Das Wesentliche der neuen deutschen „Regimekritik“ hat Annalena Baerbock in der „Aktuellen Stunde“ des Bundestags ganz nebenbei gesagt: dass „wir weiter über das JCPoA verhandeln“, was offensichtlich nichts anderes heißt, dass sie personenbezogene Sanktionen, die den Interessen des Regimes als Ganzes und der deutschen Industrie kaum schaden, gegen die jetzigen Sanktionen, welche dem Regime wie der Industrie viel mehr schädigen, einzutauschen gedenkt.


Die redselige Demonstration moralischer Parteinahme täuscht darüber, dass absolut nichts Konkretes gemacht wird, was den eigenen Möglichkeiten gerecht werden könnte. Als da wären etwa Wege aufzufinden, wie die bleierne Kommunikationssperre durchbrochen werden kann. Doch selbst das längst fällige Ende der Kollaboration mit den Agenturen des Regimes in Europa, wie die „Imam-Khomeini-Moschee“ in Hamburg, von denen aus Exiliraner bedroht und mit Gerichtsklagen zermürbt werden, bleibt weiterhin aus. Wie folgenlos die „Regimekritik“ durch das Auswärtige Amt ist, verrät sich etwa in der von allen zu verantwortenden Straflosigkeit angesichts des Vorgehens des Khamenei-Regimes im Irak. Europa blieb ebenso desinteressiert wie teilnahmslos als die revolutionäre Erhebung der irakischen Jugend gegen die grassierende Korruption und das Unwesen der Milizen von den Todesschwadronen des Pasdarangenerals Qasem Soleimani gnadenlos niederkartätscht wurde. Die ranghöchste Funktionärin der Vereinten Nationen im Irak, Jeanine Antoinette Hennis-Plasschaer, gab in jenen Tagen den europäischen Weg vor. So äußerte sie ihre Sorge, die irakische Ökonomie könnte bei den andauernden Protesten Schaden nehmen.


Wie das türkische Regime terrorisiert auch das Khamenei-Regime weiterhin ungestraft Kurdistan-Irak, wo etwa die Demokratische Partei Kurdistans-Iran (DPK-I) ihre Parteienstrukturen hat.
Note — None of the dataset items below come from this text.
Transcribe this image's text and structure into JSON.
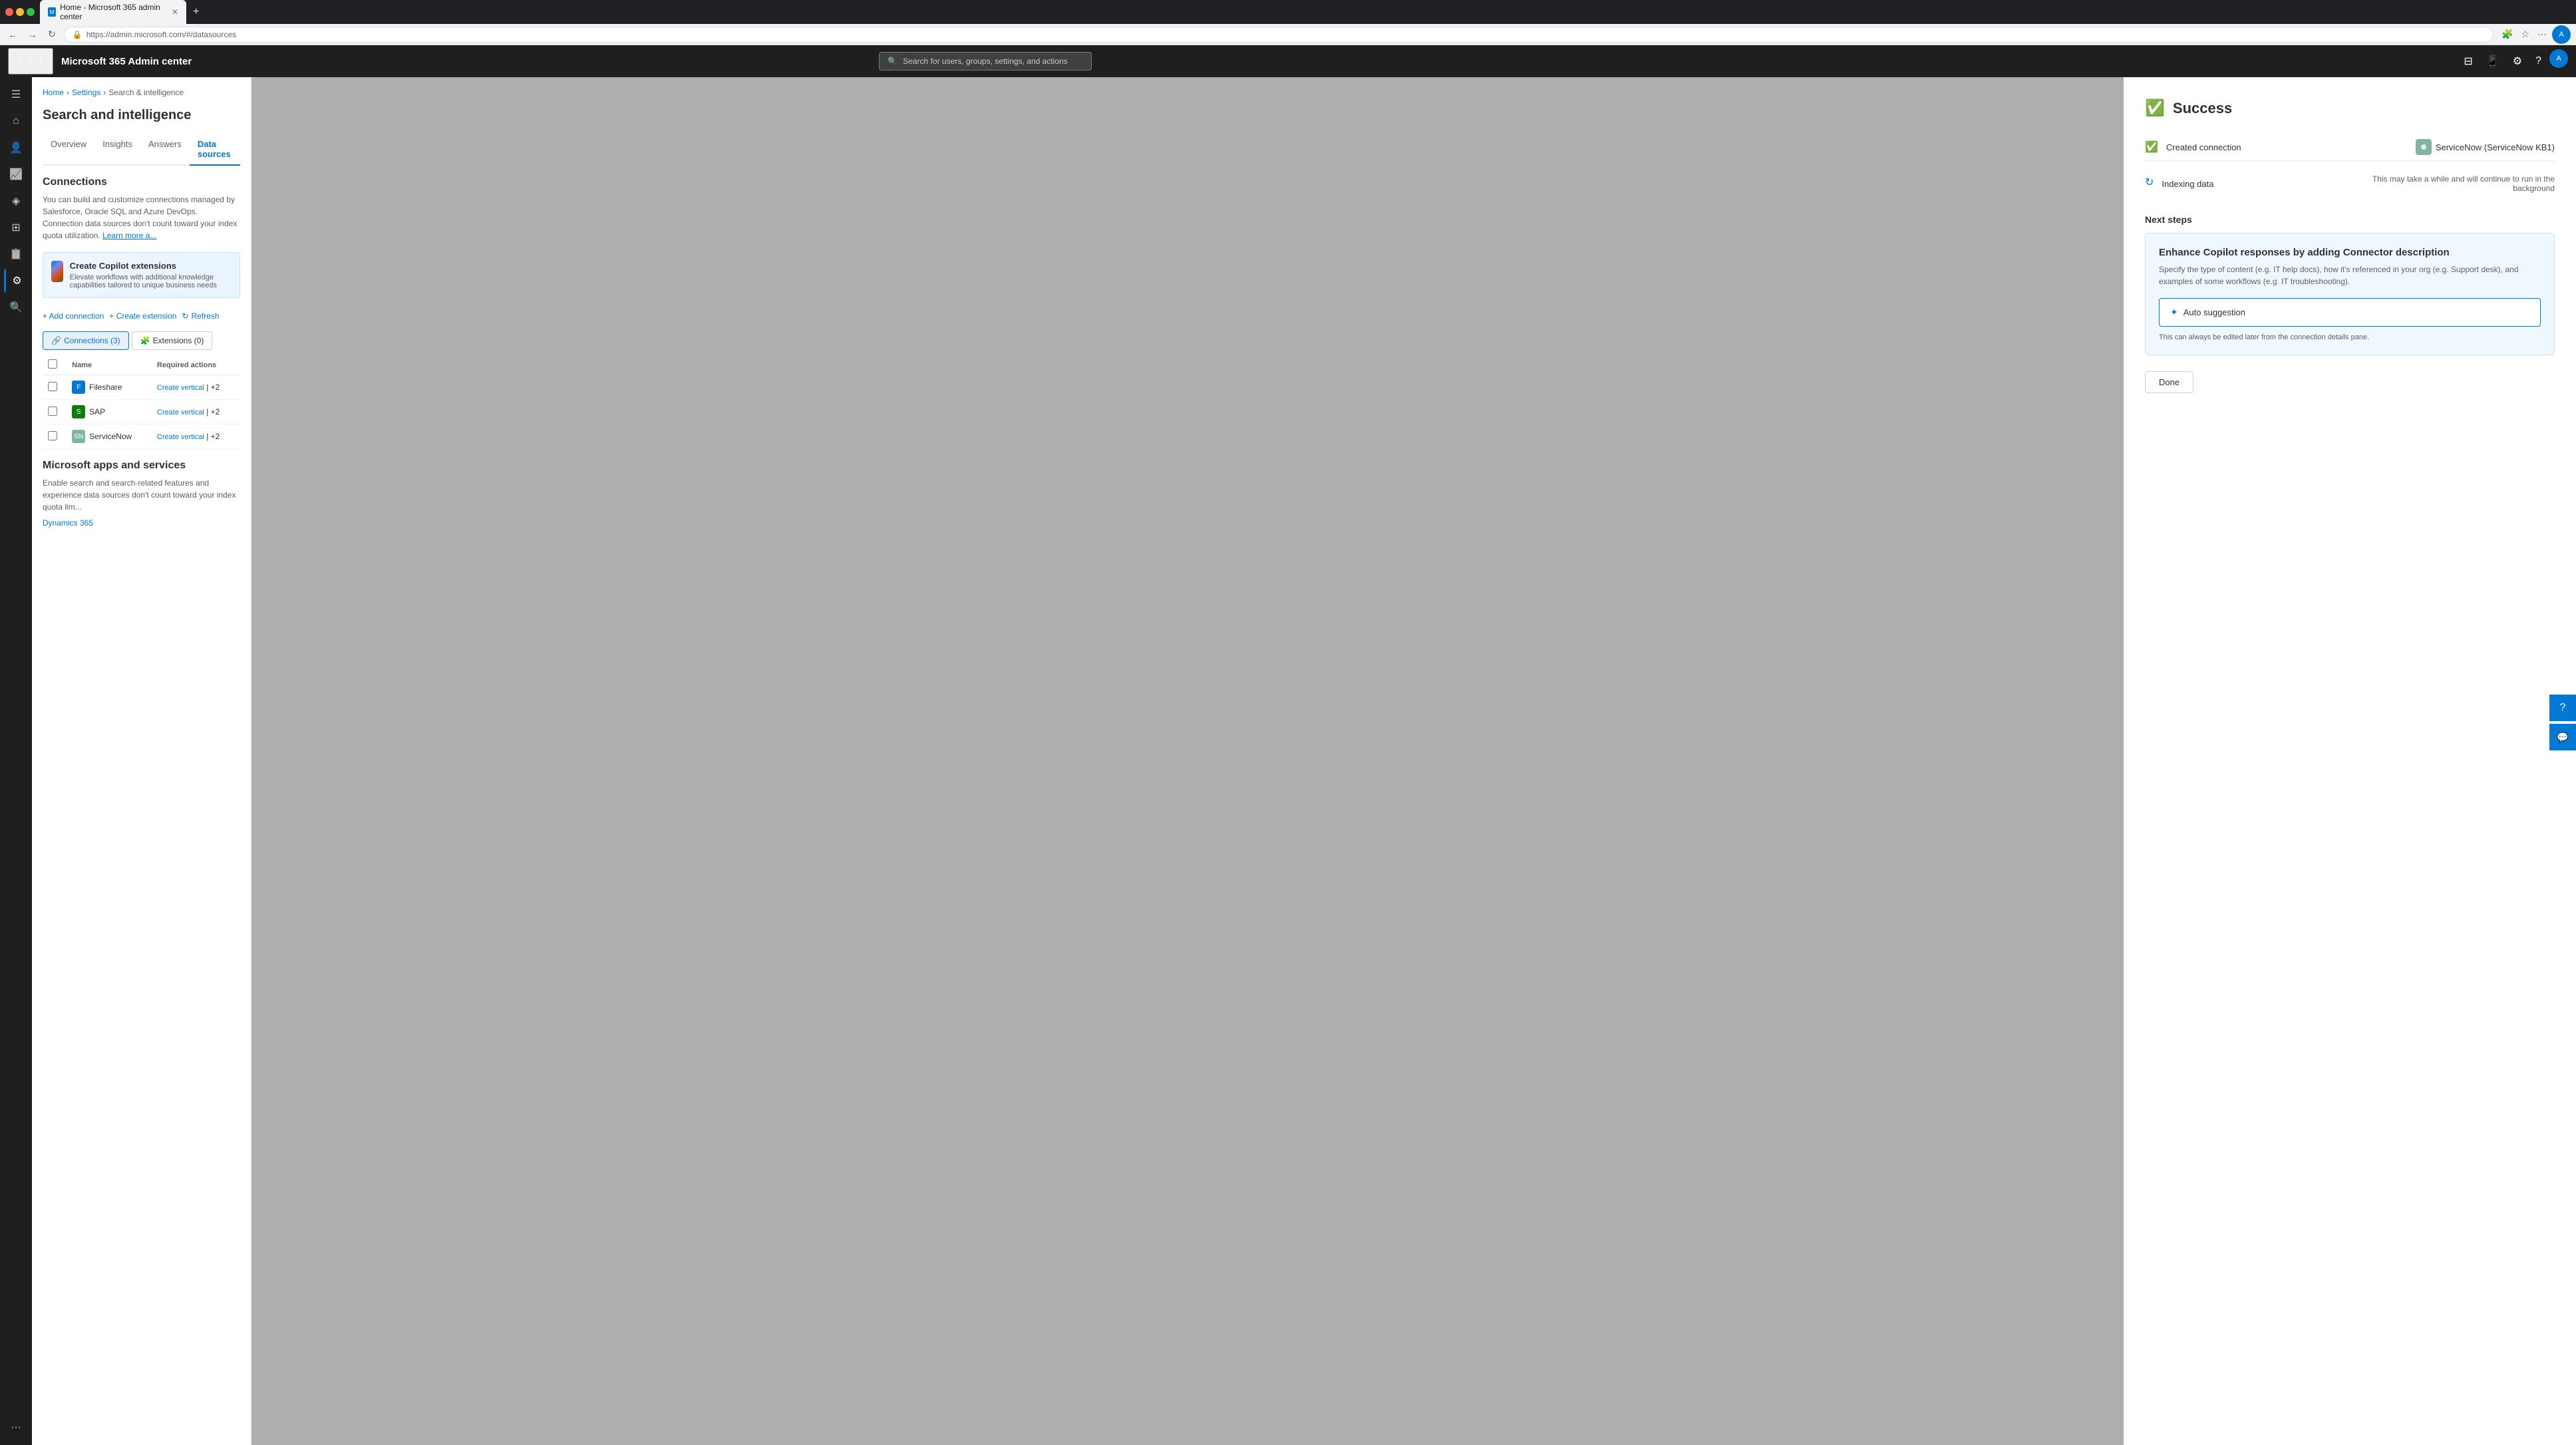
{
  "browser": {
    "url": "https://admin.microsoft.com/#/datasources",
    "tab_title": "Home - Microsoft 365 admin center",
    "tab_favicon": "M"
  },
  "top_nav": {
    "app_title": "Microsoft 365 Admin center",
    "search_placeholder": "Search for users, groups, settings, and actions",
    "avatar_initials": "A"
  },
  "breadcrumb": {
    "home": "Home",
    "settings": "Settings",
    "search_intelligence": "Search & intelligence"
  },
  "page": {
    "title": "Search and intelligence",
    "tabs": [
      {
        "label": "Overview",
        "active": false
      },
      {
        "label": "Insights",
        "active": false
      },
      {
        "label": "Answers",
        "active": false
      },
      {
        "label": "Data sources",
        "active": true
      }
    ]
  },
  "connections_section": {
    "title": "Connections",
    "description": "You can build and customize connections managed by Salesforce, Oracle SQL and Azure DevOps. Connection data sources don't count toward your index quota utilization.",
    "learn_more": "Learn more a..."
  },
  "promo_banner": {
    "title": "Create Copilot extensions",
    "description": "Elevate workflows with additional knowledge capabilities tailored to unique business needs"
  },
  "action_bar": {
    "add_connection": "+ Add connection",
    "create_extension": "+ Create extension",
    "refresh": "Refresh"
  },
  "sub_tabs": [
    {
      "label": "Connections (3)",
      "active": true
    },
    {
      "label": "Extensions (0)",
      "active": false
    }
  ],
  "table": {
    "headers": [
      "",
      "Name",
      "Required actions"
    ],
    "rows": [
      {
        "name": "Fileshare",
        "icon_color": "#0078d4",
        "icon_letter": "F",
        "action": "Create vertical",
        "action_extra": "| +2"
      },
      {
        "name": "SAP",
        "icon_color": "#107c10",
        "icon_letter": "S",
        "action": "Create vertical",
        "action_extra": "| +2"
      },
      {
        "name": "ServiceNow",
        "icon_color": "#81b5a1",
        "icon_letter": "SN",
        "action": "Create vertical",
        "action_extra": "| +2"
      }
    ]
  },
  "ms_apps": {
    "title": "Microsoft apps and services",
    "description": "Enable search and search-related features and experience data sources don't count toward your index quota lim...",
    "dynamics_link": "Dynamics 365"
  },
  "modal": {
    "success_title": "Success",
    "steps": [
      {
        "label": "Created connection",
        "status": "done",
        "value": "ServiceNow (ServiceNow KB1)"
      },
      {
        "label": "Indexing data",
        "status": "loading",
        "value": "This may take a while and will continue to run in the background"
      }
    ],
    "next_steps_title": "Next steps",
    "enhance_card": {
      "title": "Enhance Copilot responses by adding Connector description",
      "description": "Specify the type of content (e.g. IT help docs), how it's referenced in your org (e.g. Support desk), and examples of some workflows (e.g. IT troubleshooting).",
      "auto_suggestion_label": "✦ Auto suggestion",
      "edit_note": "This can always be edited later from the connection details pane."
    },
    "done_button": "Done"
  },
  "sidebar_icons": [
    {
      "name": "home",
      "symbol": "⌂"
    },
    {
      "name": "people",
      "symbol": "👤"
    },
    {
      "name": "analytics",
      "symbol": "📈"
    },
    {
      "name": "copilot",
      "symbol": "🤖"
    },
    {
      "name": "grid",
      "symbol": "⊞"
    },
    {
      "name": "reports",
      "symbol": "📊"
    },
    {
      "name": "settings",
      "symbol": "⚙"
    },
    {
      "name": "search",
      "symbol": "🔍"
    },
    {
      "name": "more",
      "symbol": "···"
    }
  ]
}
Im Jahr 1989 wurde mit Abdul Rahman Ghassemlou der Vorsitzende der DPK-I, von Khomeini als „Partei des Teufels“ denunziert, in Wien ermordet; 1992 in Berlin sein Nachfolger Sadegh Sharafkandi sowie die Repräsentanten der Partei im französischen und deutschen Exil, Fattah Abdoli und Homayoun Ardalan. Dem Organisator der Ausführung des Mordbefehls aus Teheran, Kazem Darabi, war jahrelang zuvor eine einschlägige Moschee in Berlin anvertraut; unter den Augen der deutschen Behörden konnte er ungestraft exilierte Feinde des khomeinistischen Regimes bedrohen. Es wäre zumindest das Gröbste an Büße, dass man es nicht duldet, dass in Kurdistan-Irak die Genossinnen und Genossen der DPK-I von Kamikazedrohnen massakriert werden.
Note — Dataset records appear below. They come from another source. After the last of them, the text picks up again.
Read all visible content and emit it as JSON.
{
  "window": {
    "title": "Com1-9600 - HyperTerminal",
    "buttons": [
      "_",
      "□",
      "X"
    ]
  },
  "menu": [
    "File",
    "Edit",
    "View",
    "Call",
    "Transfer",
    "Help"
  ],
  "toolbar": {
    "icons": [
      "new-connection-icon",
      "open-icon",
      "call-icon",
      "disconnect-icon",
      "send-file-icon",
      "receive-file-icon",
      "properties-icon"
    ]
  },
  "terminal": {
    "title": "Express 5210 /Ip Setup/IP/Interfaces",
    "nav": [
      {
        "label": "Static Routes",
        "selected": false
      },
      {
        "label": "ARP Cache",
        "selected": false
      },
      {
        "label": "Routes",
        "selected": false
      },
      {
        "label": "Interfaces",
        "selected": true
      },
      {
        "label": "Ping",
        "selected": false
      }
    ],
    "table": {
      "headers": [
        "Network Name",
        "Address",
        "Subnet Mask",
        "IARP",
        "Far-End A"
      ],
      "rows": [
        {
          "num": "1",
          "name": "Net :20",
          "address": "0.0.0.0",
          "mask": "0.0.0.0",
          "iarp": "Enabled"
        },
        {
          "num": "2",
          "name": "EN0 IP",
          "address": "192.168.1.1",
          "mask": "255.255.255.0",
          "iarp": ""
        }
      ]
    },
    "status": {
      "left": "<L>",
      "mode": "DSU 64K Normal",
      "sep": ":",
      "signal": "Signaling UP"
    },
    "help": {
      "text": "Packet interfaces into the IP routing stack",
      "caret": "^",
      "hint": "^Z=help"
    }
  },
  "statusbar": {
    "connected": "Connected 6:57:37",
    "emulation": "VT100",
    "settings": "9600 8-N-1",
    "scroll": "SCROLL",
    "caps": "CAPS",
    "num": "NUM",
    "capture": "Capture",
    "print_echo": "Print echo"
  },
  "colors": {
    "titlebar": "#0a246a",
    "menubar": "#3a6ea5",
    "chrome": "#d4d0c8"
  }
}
In 43 Jahren, in denen Tugendwächter Frauen mit Glasscherben und Säure terrorisierten und inhaftierte Frauen gezwungen wurden, sich selbst als „Huren“ zu denunzieren, warteten die Deutschen von Hans-Dietrich Genscher bis Frank-Walter Steinmeier mit einem „kritischen Dialog“ mit den khomeinistischen Schlächtern nach dem anderen auf. Eine konkrete Solidarität indessen müsste als Erstes die Forderung nach einem Ende des Islamischen Staates im Iran anerkennen und zur eigenen machen. Die notorische Lüge der Deutschen – „Wir wissen ja nicht, was kommen würde“, wenn die islamofaschistische Attrappe einer „Islamischen Republik“ fällt – ist eine Verhöhnung jener Mutigen, die unmissverständlich darin sind, was sie nicht wollen: Sie wollen kein Regime aggressiv antiisraelischer und projektiver Krisenexorzierung. Sie wollen kein militaristisch-okkultes Regime aus Klerus und einer militant-mafiotischen „Armee der Wächter der Islamischen Revolution“, das sich die nationale Ökonomie zur Beute gemacht hat. Und sie wollen kein Regime, in dem die Unterwerfung der Frauen eine heilige Säule des Gemeinwesens ist.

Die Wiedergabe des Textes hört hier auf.